Merismus: Dyson Advertising

December 6, 2011 1 comment

The most recent Dyson vacuum advertisements employ merismus in order to make their argument. The Dyson vacuum serves the purpose of any other vacuum, and is operated in much the same way, but several unique facets of the vacuum set it apart. This is the core of the Dyson appeal. The advertisement shows the vacuum against a black backdrop. Most ads for household tools like the vacuum show someone using the object, so that its effectiveness can be displayed. The black backdrop at once sets up the pending merismus by putting it by itself in the stark setting. I serves as a sort of operating table for the vacuum to be dissected.

Camera work in the ad shows the vacuum as a whole at first, but as the narrator (Mr. Dyson himself) talks about the vacuum’s history, each individual part of the vacuum is separated and displayed on its own. Here the merismus is employed both verbally and visually. No appeal is made yet by Mr. Dyson, but merismus in the ad makes its own statements. It is never stated that the ball design or the cyclone technology is superior, but the fact that one would take the time to point out each individual aspect (amplified by the term Dyson uses: “Innovations”) draws the attention as the narration continues.

Merismus causes the viewer to assess the importance of the object being presented, and guides them into seeing the element of the Dyson vacuum as superior. By presenting the vacuum one piece at a time, the ad moves us to make a decision about what we’re seeing. The stress on a single fact both asks and answers; why would one show just the ball? It must be important, if it is good enough on its own to get a spotlight. And just like that, the superiority of the ball technology is established. Mr. Dyson never says that his vacuum is the best, but the use of merismus amplifies each piece and makes it clear that his technology and innovations are greater than the average vacuum.

 

The ad was not readily available, but the effect can be understood just as well by the presentation on the Dyson website, found here.

 

“What Makes Dyson Different | Dyson.com.” Dyson Official Site| Dyson.com.  Dyson, 2011. Web. 05 Dec. 2011.

Merismus Overview

December 6, 2011 3 comments

Merismus is defined as: “Dividing a whole into its parts.” Merismus in itself is not a rhetorical appeal; rather, it is a device used to make other appeals possible or increase the effectiveness of an appeal. It is the scalpel with which one dissects an object or argument in order to analyze it or amplify it by emphasizing its parts. In some cases, it is the necessary step before synechdoche or another appeal is invoked. Almost any argumant that is made for an object on the basis of some new or superior part or element requires that merismus be employed in order for that part to be identified by itself.

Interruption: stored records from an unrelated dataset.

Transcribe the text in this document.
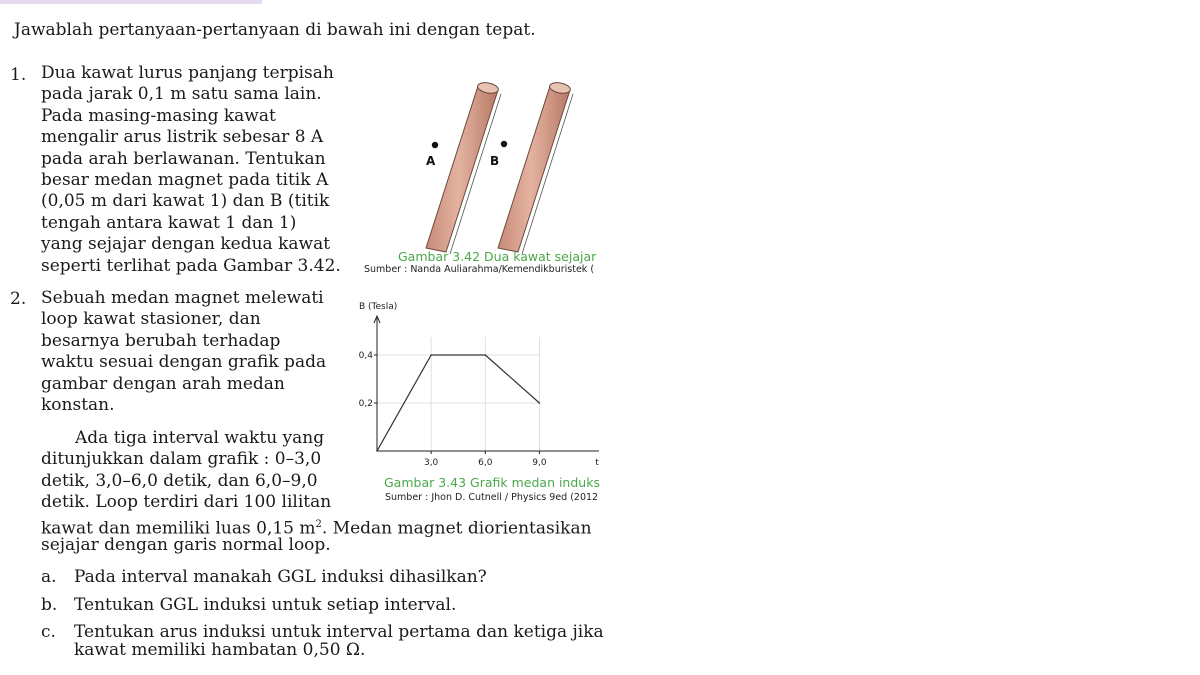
Jawablah pertanyaan-pertanyaan di bawah ini dengan tepat.
1. Dua kawat lurus panjang terpisah
pada jarak 0,1 m satu sama lain.
Pada masing-masing kawat
mengalir arus listrik sebesar 8 A
pada arah berlawanan. Tentukan
besar medan magnet pada titik A
(0,05 m dari kawat 1) dan B (titik
tengah antara kawat 1 dan 1)
yang sejajar dengan kedua kawat
seperti terlihat pada Gambar 3.42.
A	B
Gambar 3.42 Dua kawat sejajar
Sumber : Nanda Auliarahma/Kemendikburistek (
2. Sebuah medan magnet melewati
loop kawat stasioner, dan
besarnya berubah terhadap
waktu sesuai dengan grafik pada
gambar dengan arah medan
konstan.
Ada tiga interval waktu yang
ditunjukkan dalam grafik : 0–3,0
detik, 3,0–6,0 detik, dan 6,0–9,0
detik. Loop terdiri dari 100 lilitan
kawat dan memiliki luas 0,15 $m^2$. Medan magnet diorientasikan
sejajar dengan garis normal loop.
3,0	6,0	9,0
0,2
0,4
B (Tesla)
t
Gambar 3.43 Grafik medan induks
Sumber : Jhon D. Cutnell / Physics 9ed (2012
a. Pada interval manakah GGL induksi dihasilkan?
b. Tentukan GGL induksi untuk setiap interval.
c. Tentukan arus induksi untuk interval pertama dan ketiga jika
kawat memiliki hambatan 0,50 Ω.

Sometimes merismus is employed more subtly. An object can be divided, but no argument made once the division has been made. The effect of the division draws attention to finer details, or amplifies the whole. It can be used for identification purposes, such as when a difficult concept or procedure is presented and is explained in terms of its steps. All of these are effective uses of merismus. The act of division is used to generate identification or understand, or to amplify a concept.